I took several approaches - including the Xpath from the browser - and modified them.
The examples should point to the same location, as long as my understanding of the XPath syntax is correct.
And there is another question:
With the Extract Content, how yould you extract attributes from an element, in this case e.g. a title="xxx"?)

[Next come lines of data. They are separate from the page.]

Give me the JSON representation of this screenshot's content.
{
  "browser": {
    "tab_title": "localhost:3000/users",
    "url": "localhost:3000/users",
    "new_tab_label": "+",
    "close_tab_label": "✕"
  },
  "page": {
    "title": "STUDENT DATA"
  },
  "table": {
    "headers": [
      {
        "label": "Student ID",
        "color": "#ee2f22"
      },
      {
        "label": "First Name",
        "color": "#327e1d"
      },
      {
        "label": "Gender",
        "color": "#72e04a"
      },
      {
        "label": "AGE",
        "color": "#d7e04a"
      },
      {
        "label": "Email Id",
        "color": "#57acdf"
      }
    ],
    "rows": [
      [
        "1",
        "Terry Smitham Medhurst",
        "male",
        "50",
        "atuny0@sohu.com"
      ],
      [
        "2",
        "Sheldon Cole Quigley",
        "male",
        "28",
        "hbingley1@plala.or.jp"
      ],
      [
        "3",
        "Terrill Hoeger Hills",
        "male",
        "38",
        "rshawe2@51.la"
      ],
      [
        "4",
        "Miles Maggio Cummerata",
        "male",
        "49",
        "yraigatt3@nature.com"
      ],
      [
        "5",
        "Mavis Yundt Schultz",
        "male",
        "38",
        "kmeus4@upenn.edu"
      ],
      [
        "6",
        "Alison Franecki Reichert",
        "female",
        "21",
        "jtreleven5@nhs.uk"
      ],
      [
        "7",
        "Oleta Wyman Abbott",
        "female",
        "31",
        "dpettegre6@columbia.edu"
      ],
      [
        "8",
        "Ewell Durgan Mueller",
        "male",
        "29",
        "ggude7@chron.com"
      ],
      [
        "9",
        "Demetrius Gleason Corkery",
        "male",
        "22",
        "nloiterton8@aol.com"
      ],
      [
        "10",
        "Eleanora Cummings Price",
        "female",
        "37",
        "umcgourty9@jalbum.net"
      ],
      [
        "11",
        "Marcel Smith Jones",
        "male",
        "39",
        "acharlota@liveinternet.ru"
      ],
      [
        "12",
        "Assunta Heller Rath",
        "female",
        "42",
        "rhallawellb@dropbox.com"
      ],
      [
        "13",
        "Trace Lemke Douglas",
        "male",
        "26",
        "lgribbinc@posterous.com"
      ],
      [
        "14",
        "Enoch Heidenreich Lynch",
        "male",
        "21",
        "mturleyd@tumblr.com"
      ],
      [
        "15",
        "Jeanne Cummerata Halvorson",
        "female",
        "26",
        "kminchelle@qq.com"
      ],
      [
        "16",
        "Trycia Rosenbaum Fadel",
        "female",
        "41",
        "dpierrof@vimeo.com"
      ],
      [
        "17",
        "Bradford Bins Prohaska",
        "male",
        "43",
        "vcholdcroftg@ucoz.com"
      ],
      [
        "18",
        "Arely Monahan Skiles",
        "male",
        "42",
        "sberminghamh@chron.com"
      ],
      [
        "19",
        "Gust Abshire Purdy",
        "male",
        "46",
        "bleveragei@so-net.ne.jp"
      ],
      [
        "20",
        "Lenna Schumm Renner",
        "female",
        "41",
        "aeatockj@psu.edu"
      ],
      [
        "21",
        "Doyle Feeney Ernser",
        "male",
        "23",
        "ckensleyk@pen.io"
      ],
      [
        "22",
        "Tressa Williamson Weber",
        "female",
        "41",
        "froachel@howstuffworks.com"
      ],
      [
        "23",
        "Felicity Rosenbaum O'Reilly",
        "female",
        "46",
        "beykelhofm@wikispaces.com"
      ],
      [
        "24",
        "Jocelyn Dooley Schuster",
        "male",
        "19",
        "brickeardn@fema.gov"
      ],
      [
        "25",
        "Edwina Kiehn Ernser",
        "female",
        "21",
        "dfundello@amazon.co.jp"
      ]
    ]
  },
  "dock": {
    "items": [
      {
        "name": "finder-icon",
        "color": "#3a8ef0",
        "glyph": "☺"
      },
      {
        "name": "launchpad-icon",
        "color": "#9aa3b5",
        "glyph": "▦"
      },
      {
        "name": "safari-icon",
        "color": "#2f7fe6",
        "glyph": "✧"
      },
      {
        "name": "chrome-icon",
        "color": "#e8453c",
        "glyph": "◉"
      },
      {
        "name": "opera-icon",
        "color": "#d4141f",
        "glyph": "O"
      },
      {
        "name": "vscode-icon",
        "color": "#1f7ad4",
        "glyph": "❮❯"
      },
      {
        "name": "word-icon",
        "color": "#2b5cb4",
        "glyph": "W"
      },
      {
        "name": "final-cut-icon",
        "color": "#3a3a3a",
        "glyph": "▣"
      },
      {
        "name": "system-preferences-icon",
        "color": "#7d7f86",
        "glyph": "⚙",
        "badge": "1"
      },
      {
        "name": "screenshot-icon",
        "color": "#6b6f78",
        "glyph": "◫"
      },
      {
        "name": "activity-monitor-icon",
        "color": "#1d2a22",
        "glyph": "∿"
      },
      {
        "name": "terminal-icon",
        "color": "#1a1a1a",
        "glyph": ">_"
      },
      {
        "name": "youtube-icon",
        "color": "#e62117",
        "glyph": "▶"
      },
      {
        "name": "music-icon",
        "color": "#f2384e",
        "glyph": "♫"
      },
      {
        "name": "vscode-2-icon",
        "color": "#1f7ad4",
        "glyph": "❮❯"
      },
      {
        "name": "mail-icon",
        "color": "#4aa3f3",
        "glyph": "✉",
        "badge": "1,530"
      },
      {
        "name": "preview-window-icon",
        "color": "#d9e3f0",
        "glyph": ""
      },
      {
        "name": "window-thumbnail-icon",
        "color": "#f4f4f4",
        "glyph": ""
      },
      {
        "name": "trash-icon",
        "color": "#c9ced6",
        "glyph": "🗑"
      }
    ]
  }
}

I'd like to get specific elements and not text blocks.
Kurt
hi @kludikovsky - so there are many ways to extract content from HTML block code in RapidMiner. Extract Content is useful if you are trying to pull out the content of a web page and not something tagged like an href or whatever. In this case, my personal preference in this situation is to parse the code using various string operations in the Generate Attributes function operator. To get the title of that web page, I would do something like this:
There are probably a half dozen other operators to do this content extraction - from the Text Processing extension, the Web Mining extension, or just using core components like I did above. Take your pick.
Scott
I reopen this post because I've been trying to use XPaths without success. I have simple XPath expressions that work with Scrapy, like '//h2/a/text()' but doesn't in operators like Cut Documents or Extract Information.
I can find the expressions relatively easy with the Scrapy shell and my web browser (inspect element...). But if I can't use them in RM, they are useless. Any kind of guide on the matter?